As shown in fig. 2B, for a 6DOF handle schematic diagram provided in the embodiment of the present application, the 6DOF handle provides 6DOF poses (including dimensional rotation poses and translation positions) for virtual display devices such as AR and VR with 6DOF by using a visual positioning technology. As shown in fig. 2B, the 6DOF handle is one more ring of LED lamps than the normal 3DOF handle, and the white point hole is the location of each LED lamp. While virtual display devices such as AR, VR, etc. contain multiple cameras, typically 2 or 4, as shown in fig. 2C. A multi-view system on AR, VR and other virtual display equipment can acquire LED lamp ring images, a 6DOF (degree of freedom) handle is output relative to 6DoF poses of the AR, VR and other virtual display equipment by using a visual positioning algorithm, and after the pose is converted into a virtual world, unconstrained 6DoF interactive operation can be achieved.

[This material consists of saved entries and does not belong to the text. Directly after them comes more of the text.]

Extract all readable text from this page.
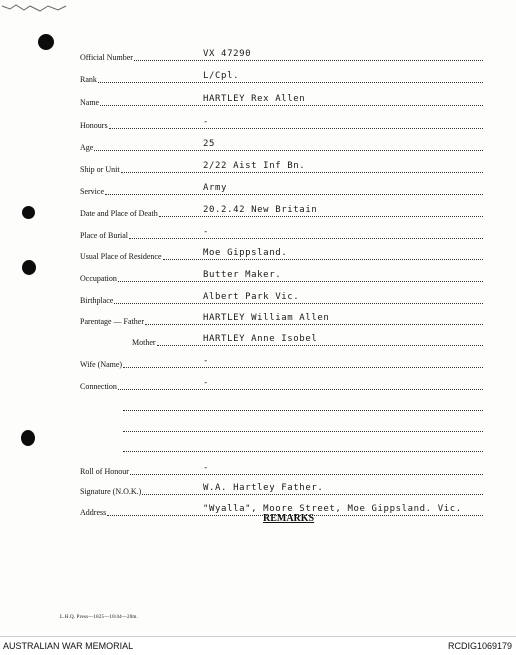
Official Number	VX 47290
Rank	L/Cpl.
Name	HARTLEY Rex Allen
Honours	-
Age	25
Ship or Unit	2/22 Aist Inf Bn.
Service	Army
Date and Place of Death	20.2.42 New Britain
Place of Burial	-
Usual Place of Residence	Moe Gippsland.
Occupation	Butter Maker.
Birthplace	Albert Park Vic.
Parentage — Father	HARTLEY William Allen
Mother	HARTLEY Anne Isobel
Wife (Name)	-
Connection	-
Roll of Honour	-
Signature (N.O.K.)	W.A. Hartley Father.
Address	"Wyalla", Moore Street, Moe Gippsland. Vic.
REMARKS
L.H.Q. Press—1825—10/44—20m.
AUSTRALIAN WAR MEMORIAL	RCDIG1069179
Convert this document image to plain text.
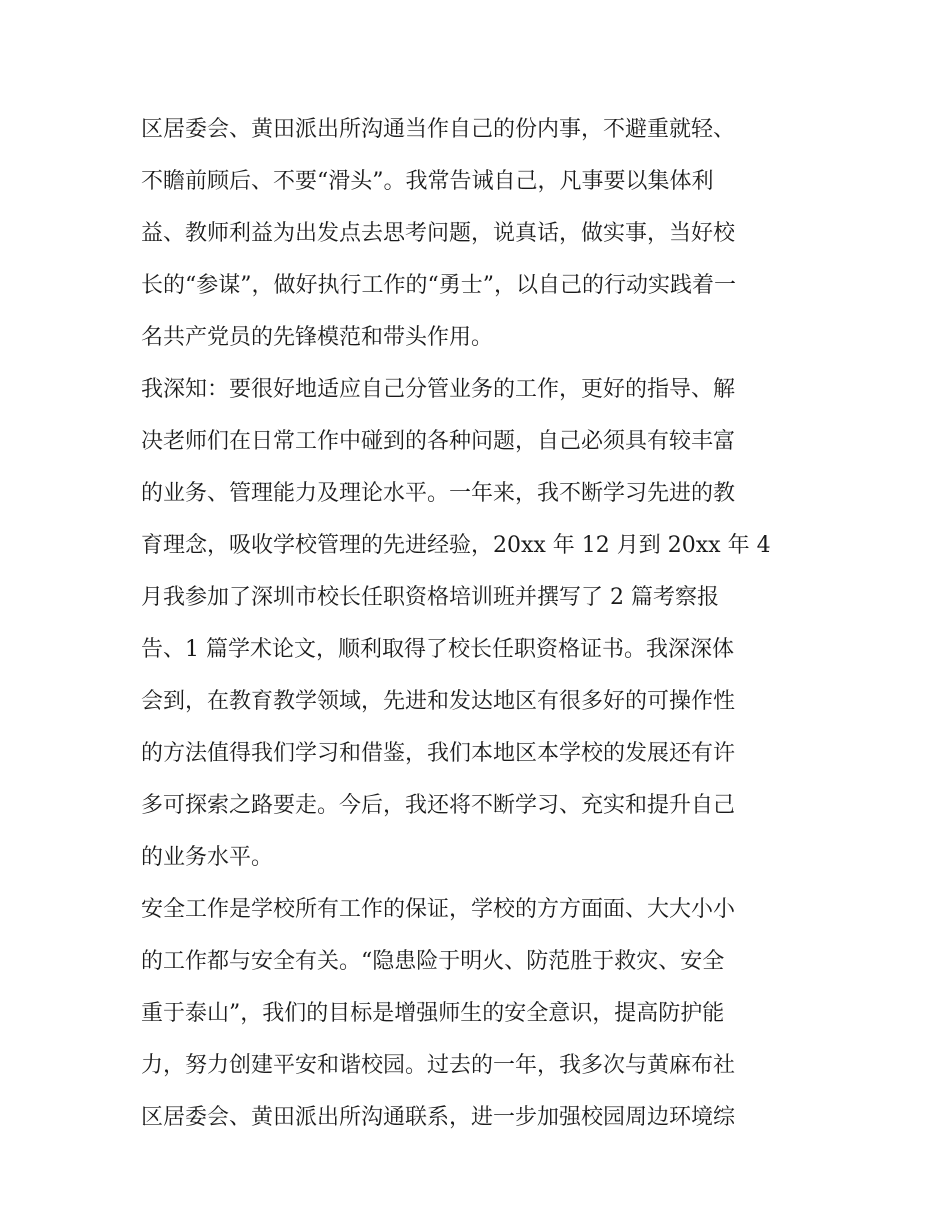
区居委会、黄田派出所沟通当作自己的份内事，不避重就轻、
不瞻前顾后、不要“滑头”。我常告诫自己，凡事要以集体利
益、教师利益为出发点去思考问题，说真话，做实事，当好校
长的“参谋”，做好执行工作的“勇士”，以自己的行动实践着一
名共产党员的先锋模范和带头作用。
我深知：要很好地适应自己分管业务的工作，更好的指导、解
决老师们在日常工作中碰到的各种问题，自己必须具有较丰富
的业务、管理能力及理论水平。一年来，我不断学习先进的教
育理念，吸收学校管理的先进经验，20xx 年 12 月到 20xx 年 4
月我参加了深圳市校长任职资格培训班并撰写了 2 篇考察报
告、1 篇学术论文，顺利取得了校长任职资格证书。我深深体
会到，在教育教学领域，先进和发达地区有很多好的可操作性
的方法值得我们学习和借鉴，我们本地区本学校的发展还有许
多可探索之路要走。今后，我还将不断学习、充实和提升自己
的业务水平。
安全工作是学校所有工作的保证，学校的方方面面、大大小小
的工作都与安全有关。“隐患险于明火、防范胜于救灾、安全
重于泰山”，我们的目标是增强师生的安全意识，提高防护能
力，努力创建平安和谐校园。过去的一年，我多次与黄麻布社
区居委会、黄田派出所沟通联系，进一步加强校园周边环境综
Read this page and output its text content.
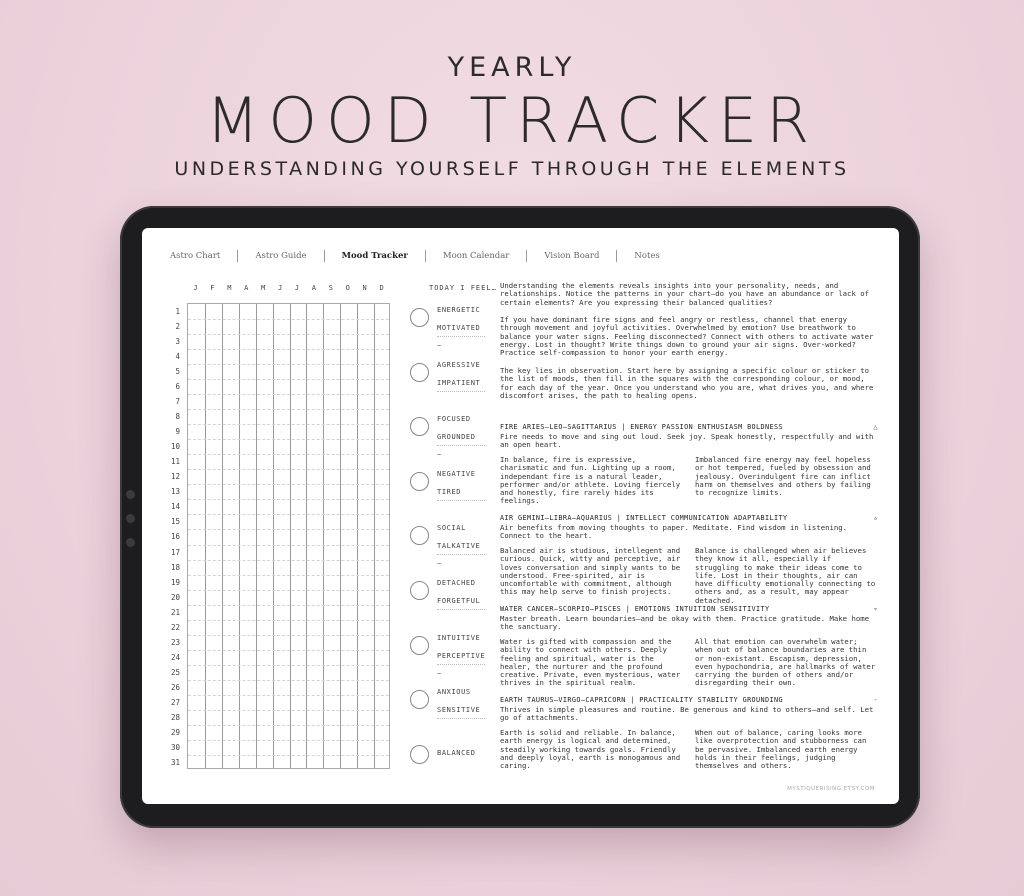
YEARLY
MOOD TRACKER
UNDERSTANDING YOURSELF THROUGH THE ELEMENTS
Astro Chart	Astro Guide	Mood Tracker	Moon Calendar	Vision Board	Notes
J	F	M	A	M	J	J	A	S	O	N	D
1
2
3
4
5
6
7
8
9
10
11
12
13
14
15
16
17
18
19
20
21
22
23
24
25
26
27
28
29
30
31
TODAY I FEEL…
ENERGETIC
MOTIVATED
—
AGRESSIVE
IMPATIENT
FOCUSED
GROUNDED
—
NEGATIVE
TIRED
SOCIAL
TALKATIVE
—
DETACHED
FORGETFUL
INTUITIVE
PERCEPTIVE
—
ANXIOUS
SENSITIVE
BALANCED

Understanding the elements reveals insights into your personality, needs, and relationships. Notice the patterns in your chart—do you have an abundance or lack of certain elements? Are you expressing their balanced qualities?

If you have dominant fire signs and feel angry or restless, channel that energy through movement and joyful activities. Overwhelmed by emotion? Use breathwork to balance your water signs. Feeling disconnected? Connect with others to activate water energy. Lost in thought? Write things down to ground your air signs. Over-worked? Practice self-compassion to honor your earth energy.

The key lies in observation. Start here by assigning a specific colour or sticker to the list of moods, then fill in the squares with the corresponding colour, or mood, for each day of the year. Once you understand who you are, what drives you, and where discomfort arises, the path to healing opens.

FIRE ARIES—LEO—SAGITTARIUS | ENERGY PASSION ENTHUSIASM BOLDNESS	△

Fire needs to move and sing out loud. Seek joy. Speak honestly, respectfully and with an open heart.

In balance, fire is expressive, charismatic and fun. Lighting up a room, independant fire is a natural leader, performer and/or athlete. Loving fiercely and honestly, fire rarely hides its feelings.

Imbalanced fire energy may feel hopeless or hot tempered, fueled by obsession and jealousy. Overindulgent fire can inflict harm on themselves and others by failing to recognize limits.

AIR GEMINI—LIBRA—AQUARIUS | INTELLECT COMMUNICATION ADAPTABILITY	▵

Air benefits from moving thoughts to paper. Meditate. Find wisdom in listening. Connect to the heart.

Balanced air is studious, intellegent and curious. Quick, witty and perceptive, air loves conversation and simply wants to be understood. Free-spirited, air is uncomfortable with commitment, although this may help serve to finish projects.

Balance is challenged when air believes they know it all, especially if struggling to make their ideas come to life. Lost in their thoughts, air can have difficulty emotionally connecting to others and, as a result, may appear detached.

WATER CANCER—SCORPIO—PISCES | EMOTIONS INTUITION SENSITIVITY	▿

Master breath. Learn boundaries—and be okay with them. Practice gratitude. Make home the sanctuary.

Water is gifted with compassion and the ability to connect with others. Deeply feeling and spiritual, water is the healer, the nurturer and the profound creative. Private, even mysterious, water thrives in the spiritual realm.

All that emotion can overwhelm water; when out of balance boundaries are thin or non-existant. Escapism, depression, even hypochondria, are hallmarks of water carrying the burden of others and/or disregarding their own.

EARTH TAURUS—VIRGO—CAPRICORN | PRACTICALITY STABILITY GROUNDING	-

Thrives in simple pleasures and routine. Be generous and kind to others—and self. Let go of attachments.

Earth is solid and reliable. In balance, earth energy is logical and determined, steadily working towards goals. Friendly and deeply loyal, earth is monogamous and caring.

When out of balance, caring looks more like overprotection and stubborness can be pervasive. Imbalanced earth energy holds in their feelings, judging themselves and others.

MYSTIQUERISING.ETSY.COM
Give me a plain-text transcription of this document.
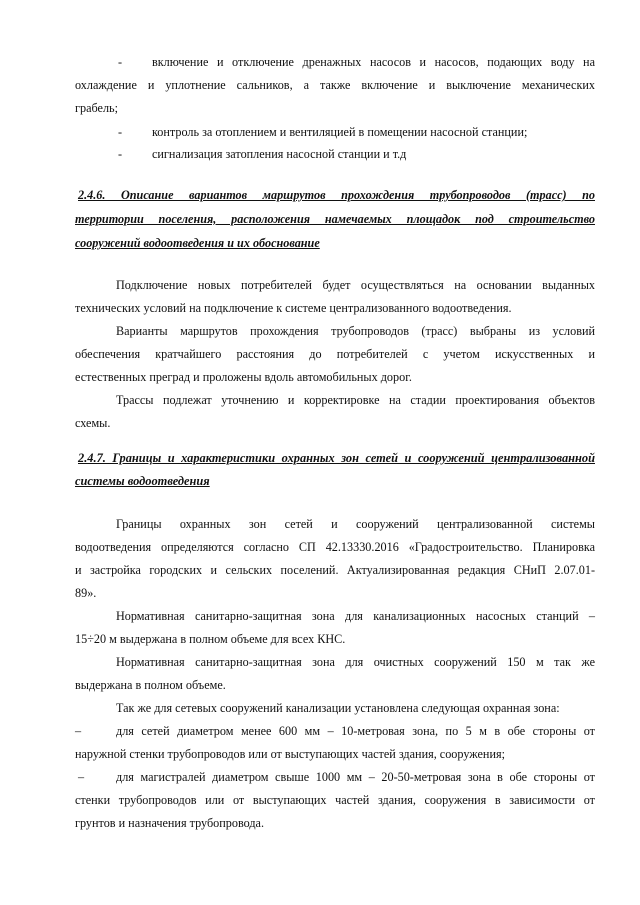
- включение и отключение дренажных насосов и насосов, подающих воду на
охлаждение и уплотнение сальников, а также включение и выключение механических
грабель;
- контроль за отоплением и вентиляцией в помещении насосной станции;
- сигнализация затопления насосной станции и т.д
2.4.6. Описание вариантов маршрутов прохождения трубопроводов (трасс) по
территории поселения, расположения намечаемых площадок под строительство
сооружений водоотведения и их обоснование
Подключение новых потребителей будет осуществляться на основании выданных
технических условий на подключение к системе централизованного водоотведения.
Варианты маршрутов прохождения трубопроводов (трасс) выбраны из условий
обеспечения кратчайшего расстояния до потребителей с учетом искусственных и
естественных преград и проложены вдоль автомобильных дорог.
Трассы подлежат уточнению и корректировке на стадии проектирования объектов
схемы.
2.4.7. Границы и характеристики охранных зон сетей и сооружений централизованной
системы водоотведения
Границы охранных зон сетей и сооружений централизованной системы
водоотведения определяются согласно СП 42.13330.2016 «Градостроительство. Планировка
и застройка городских и сельских поселений. Актуализированная редакция СНиП 2.07.01-
89».
Нормативная санитарно-защитная зона для канализационных насосных станций –
15÷20 м выдержана в полном объеме для всех КНС.
Нормативная санитарно-защитная зона для очистных сооружений 150 м так же
выдержана в полном объеме.
Так же для сетевых сооружений канализации установлена следующая охранная зона:
–	для сетей диаметром менее 600 мм – 10-метровая зона, по 5 м в обе стороны от
наружной стенки трубопроводов или от выступающих частей здания, сооружения;
–	для магистралей диаметром свыше 1000 мм – 20-50-метровая зона в обе стороны от
стенки трубопроводов или от выступающих частей здания, сооружения в зависимости от
грунтов и назначения трубопровода.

Another 6DOF handle schematic is provided for the present embodiment, as shown in fig. 2D. The 6DFO handle can emit infrared light, and because the infrared light is generally difficult to observe, a multi-view camera of virtual display equipment such as AR, VR and the like is generally set to be in a mode of cyclically switching short exposure and natural exposure so as to observe the position of the 6DOF handle and output a 6DOF pose.

Although the 6DOF handle has more translation position output than the 3DOF handle, the 6DOF handle has more complicated structural design and circuit control than the 3DOF handle, higher cost and larger power consumption, is not beneficial to reducing the cost of using VR equipment and AR equipment, and limits the popularization and application of the VR equipment and the AR equipment.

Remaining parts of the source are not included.